几乎是瞬间,两人便拉开距离。

戚月窥弯身重新捡起地上的匕首,看到戚月窥手上同样已经蓄势待发后,笑了声。

两人实力相当,时重霜身体强健要比戚月窥好上些许,但戚月窥却比时重霜多了多年的战场经验,一时间也分不出到底孰强孰弱。

两人再一次缠斗起来,招招致命谁也没有留手。

戚月窥这边刚划破时重霜的一块衣摆,那边时重霜便砍了戚月窥一缕头发。

“功夫欠佳,还需磨炼。”戚月窥一个转身避开时重霜的直刺,扫腿攻过去。

时重霜猛地一跳,按住戚月窥肩膀凭空翻过去,伸手反转匕首,一下将戚月窥肩膀划出一道口子。

“反应稍慢,我看是年老失修。”时重霜道。

“嘶……”戚月窥稳住身体,碰了下肩膀处的一道口子,没在意,哼笑了声,“年老失修?倒是第一次有人这么说我,但问渠就喜欢我这般年长的。”

“方才我看问渠哄你倒是得心应手,你多大了?年岁几何?”

时重霜眉眼压低,上前就提着匕首攻过去:“与你无关。”

“弱冠之年?看着像。”戚月窥一边躲一边说,“啊,说来弱冠那年,我与问渠倒是发生了许多事,你想知道吗?我不介意说给你听。”

“不想知道。

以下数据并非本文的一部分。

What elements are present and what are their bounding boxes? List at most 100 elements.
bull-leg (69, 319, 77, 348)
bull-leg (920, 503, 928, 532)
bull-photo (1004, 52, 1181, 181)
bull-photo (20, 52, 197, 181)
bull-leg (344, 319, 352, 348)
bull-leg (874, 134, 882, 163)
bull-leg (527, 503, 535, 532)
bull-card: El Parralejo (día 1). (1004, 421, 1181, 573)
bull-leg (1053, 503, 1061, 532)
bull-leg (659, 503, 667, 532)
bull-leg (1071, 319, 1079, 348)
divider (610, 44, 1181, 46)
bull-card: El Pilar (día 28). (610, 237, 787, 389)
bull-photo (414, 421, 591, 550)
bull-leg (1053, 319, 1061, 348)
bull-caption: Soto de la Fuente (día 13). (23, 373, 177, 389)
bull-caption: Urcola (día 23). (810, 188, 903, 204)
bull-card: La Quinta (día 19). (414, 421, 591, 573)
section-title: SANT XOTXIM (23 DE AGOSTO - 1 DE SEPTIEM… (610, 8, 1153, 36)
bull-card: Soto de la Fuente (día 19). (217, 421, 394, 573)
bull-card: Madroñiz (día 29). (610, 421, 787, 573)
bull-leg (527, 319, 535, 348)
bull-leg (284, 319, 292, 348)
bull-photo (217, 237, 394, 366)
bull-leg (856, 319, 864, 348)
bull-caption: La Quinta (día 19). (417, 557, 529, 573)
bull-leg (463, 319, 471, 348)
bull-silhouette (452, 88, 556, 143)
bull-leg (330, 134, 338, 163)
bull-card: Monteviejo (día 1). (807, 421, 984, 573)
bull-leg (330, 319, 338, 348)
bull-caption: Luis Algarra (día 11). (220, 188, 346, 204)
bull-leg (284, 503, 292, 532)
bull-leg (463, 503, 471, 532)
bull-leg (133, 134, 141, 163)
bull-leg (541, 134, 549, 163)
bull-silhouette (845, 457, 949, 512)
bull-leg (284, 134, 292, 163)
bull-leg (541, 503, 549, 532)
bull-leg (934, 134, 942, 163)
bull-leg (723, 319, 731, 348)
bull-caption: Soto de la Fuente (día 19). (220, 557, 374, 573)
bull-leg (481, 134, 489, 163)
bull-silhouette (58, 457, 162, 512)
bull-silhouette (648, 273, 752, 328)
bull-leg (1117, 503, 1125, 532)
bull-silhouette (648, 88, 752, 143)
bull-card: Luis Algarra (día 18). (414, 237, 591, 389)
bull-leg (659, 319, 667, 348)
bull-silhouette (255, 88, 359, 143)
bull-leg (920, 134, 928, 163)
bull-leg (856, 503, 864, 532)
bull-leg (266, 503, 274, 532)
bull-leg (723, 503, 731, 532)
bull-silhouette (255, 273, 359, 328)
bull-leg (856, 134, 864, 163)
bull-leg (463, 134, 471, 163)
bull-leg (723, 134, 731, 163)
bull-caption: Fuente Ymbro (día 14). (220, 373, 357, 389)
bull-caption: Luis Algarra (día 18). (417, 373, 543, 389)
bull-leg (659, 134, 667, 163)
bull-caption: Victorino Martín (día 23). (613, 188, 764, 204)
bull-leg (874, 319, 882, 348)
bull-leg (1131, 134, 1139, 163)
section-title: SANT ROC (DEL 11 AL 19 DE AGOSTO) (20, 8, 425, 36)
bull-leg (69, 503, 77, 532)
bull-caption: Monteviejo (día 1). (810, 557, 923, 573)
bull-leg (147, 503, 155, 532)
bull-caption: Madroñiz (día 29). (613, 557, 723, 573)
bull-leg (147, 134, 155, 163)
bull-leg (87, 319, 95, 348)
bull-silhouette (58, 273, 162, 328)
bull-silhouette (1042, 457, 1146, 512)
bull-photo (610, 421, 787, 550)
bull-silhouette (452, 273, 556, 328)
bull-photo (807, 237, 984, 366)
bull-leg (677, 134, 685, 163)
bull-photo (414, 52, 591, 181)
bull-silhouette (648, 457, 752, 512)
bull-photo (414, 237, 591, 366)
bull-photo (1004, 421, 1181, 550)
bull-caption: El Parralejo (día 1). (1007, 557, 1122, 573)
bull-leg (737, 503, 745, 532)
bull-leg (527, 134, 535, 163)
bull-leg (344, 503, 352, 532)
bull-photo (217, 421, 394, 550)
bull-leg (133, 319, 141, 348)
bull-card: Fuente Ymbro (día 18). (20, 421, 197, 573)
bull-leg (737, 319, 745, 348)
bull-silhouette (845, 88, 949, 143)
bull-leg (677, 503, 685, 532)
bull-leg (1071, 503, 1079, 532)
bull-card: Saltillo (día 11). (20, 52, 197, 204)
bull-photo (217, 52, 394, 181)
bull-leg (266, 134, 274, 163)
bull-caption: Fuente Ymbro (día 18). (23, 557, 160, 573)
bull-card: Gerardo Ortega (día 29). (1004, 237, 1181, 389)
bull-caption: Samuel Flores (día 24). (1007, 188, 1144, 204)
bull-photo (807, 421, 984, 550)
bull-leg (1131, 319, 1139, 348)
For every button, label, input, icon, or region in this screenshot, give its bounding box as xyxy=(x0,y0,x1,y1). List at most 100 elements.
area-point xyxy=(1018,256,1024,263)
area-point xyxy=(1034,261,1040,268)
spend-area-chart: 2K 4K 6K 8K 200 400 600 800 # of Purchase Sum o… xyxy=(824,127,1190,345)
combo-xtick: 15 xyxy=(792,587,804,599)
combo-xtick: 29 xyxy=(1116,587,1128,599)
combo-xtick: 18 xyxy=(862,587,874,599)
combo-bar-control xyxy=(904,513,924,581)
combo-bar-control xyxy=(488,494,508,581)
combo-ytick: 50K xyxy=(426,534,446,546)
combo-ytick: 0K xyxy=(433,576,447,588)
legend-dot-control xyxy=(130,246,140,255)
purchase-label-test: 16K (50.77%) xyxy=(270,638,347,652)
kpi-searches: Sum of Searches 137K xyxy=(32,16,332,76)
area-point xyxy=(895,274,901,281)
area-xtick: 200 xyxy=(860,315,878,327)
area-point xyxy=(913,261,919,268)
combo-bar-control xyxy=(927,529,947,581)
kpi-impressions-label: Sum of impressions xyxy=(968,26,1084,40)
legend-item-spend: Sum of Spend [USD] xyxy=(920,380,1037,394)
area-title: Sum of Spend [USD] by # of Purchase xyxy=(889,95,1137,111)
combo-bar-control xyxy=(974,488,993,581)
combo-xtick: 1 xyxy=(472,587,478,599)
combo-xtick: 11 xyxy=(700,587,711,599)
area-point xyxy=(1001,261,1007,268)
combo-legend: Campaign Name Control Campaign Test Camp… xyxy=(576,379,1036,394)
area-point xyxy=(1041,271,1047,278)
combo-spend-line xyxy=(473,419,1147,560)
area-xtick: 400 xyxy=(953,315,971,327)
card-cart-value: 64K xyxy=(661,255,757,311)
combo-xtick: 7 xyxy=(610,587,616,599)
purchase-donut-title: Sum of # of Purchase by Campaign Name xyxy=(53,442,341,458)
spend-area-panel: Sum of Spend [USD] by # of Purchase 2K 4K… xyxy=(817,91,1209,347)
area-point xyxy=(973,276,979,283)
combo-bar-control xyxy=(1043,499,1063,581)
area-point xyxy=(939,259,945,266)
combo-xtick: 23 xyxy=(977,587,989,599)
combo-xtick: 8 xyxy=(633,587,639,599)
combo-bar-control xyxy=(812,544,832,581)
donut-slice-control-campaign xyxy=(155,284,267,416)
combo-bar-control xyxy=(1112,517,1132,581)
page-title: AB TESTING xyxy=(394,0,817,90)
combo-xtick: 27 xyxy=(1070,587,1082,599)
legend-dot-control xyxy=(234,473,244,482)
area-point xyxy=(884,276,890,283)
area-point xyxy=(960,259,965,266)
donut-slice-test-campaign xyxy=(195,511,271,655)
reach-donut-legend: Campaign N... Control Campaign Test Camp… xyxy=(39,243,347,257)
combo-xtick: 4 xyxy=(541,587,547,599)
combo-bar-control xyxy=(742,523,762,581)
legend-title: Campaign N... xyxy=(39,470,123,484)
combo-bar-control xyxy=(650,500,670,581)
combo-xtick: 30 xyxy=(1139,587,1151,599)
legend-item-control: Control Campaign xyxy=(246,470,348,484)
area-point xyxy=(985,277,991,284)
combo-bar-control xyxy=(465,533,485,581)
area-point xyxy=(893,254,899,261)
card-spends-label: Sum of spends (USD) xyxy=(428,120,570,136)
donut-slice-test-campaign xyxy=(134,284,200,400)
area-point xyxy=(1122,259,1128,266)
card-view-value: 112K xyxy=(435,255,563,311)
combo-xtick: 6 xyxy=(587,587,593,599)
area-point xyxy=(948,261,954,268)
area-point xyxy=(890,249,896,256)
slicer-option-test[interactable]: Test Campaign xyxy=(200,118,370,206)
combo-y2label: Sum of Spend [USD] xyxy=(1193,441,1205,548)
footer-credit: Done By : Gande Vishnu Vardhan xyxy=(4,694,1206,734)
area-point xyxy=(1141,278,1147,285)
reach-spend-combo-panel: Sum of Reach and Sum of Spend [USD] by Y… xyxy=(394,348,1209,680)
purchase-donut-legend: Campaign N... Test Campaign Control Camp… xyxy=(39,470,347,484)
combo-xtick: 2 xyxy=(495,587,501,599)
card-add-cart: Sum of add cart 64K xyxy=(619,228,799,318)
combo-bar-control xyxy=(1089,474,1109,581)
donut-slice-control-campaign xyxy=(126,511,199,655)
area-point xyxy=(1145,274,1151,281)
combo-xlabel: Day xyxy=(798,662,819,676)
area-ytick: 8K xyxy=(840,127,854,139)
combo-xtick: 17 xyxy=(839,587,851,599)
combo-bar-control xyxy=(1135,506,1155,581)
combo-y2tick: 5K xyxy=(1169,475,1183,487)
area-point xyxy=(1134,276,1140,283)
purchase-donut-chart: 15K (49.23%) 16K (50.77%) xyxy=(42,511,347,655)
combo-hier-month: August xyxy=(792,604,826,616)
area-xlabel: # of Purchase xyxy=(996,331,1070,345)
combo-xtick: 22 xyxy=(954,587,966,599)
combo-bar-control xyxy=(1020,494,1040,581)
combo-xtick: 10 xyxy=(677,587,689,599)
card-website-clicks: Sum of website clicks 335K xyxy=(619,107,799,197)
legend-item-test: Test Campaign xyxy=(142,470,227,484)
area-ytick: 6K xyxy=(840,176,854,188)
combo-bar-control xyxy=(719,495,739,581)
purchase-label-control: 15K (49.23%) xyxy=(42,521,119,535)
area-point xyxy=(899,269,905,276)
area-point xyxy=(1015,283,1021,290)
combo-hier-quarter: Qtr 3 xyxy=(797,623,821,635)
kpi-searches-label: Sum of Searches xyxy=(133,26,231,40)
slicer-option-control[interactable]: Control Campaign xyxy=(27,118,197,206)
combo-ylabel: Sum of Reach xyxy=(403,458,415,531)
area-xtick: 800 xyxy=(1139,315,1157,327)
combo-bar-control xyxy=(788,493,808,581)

”时重霜眼底泛起杀意,挥臂把匕首当刀砍过去。

戚月窥却没有反击,只躲不攻,从方才的话中看来时重霜是知道元问渠曾经是皇帝的,他勾唇道:

“我与问渠之间数十载光阴,哪是你区区三年便能比得了的?你可曾了解过问渠?知道他曾经都经历过什么?是否知道他幼年顽稚却不得不每天跟在太傅身边埋头苦读?又是否知道他一步步登上皇位得到过什么又失去过什么?”

时重霜看向戚月窥,只见他衣袂翩跹,背手站在他对面,眉眼间是他没有的从容,这是靠时间积累出来的。

就像他知道先生的许多事情,也是靠时间积累出来的。

时重霜眸光冷淡,道:“我不知道又如何?你不过比我早陪在先生身边几年罢了,这是什么值得称道的事情吗?”

“往后数十载,先生身边也只会有我。”

戚月窥眯眼看着他:“口出狂言,你若这么笃定,为什么不直接杀了我。”

时重霜顿了下,看着他没说话。

戚月窥:“看来你也明白,若是你杀了我,问渠就彻底不会让你待在他身边了。”

时重霜眉心微动,道:“你不也同样如此吗?你敢杀了我吗?”

“不敢。”戚月窥直截了当地说,他将手中的匕首扔掉,“所以,我累了。暂时停手吧。”

时重霜眼神一转,看向被他丢在地上的匕首。

戚月窥摆摆手,笑着看时重霜:“问渠这个时辰想来已经快洗完了,你确定还要再打下去?”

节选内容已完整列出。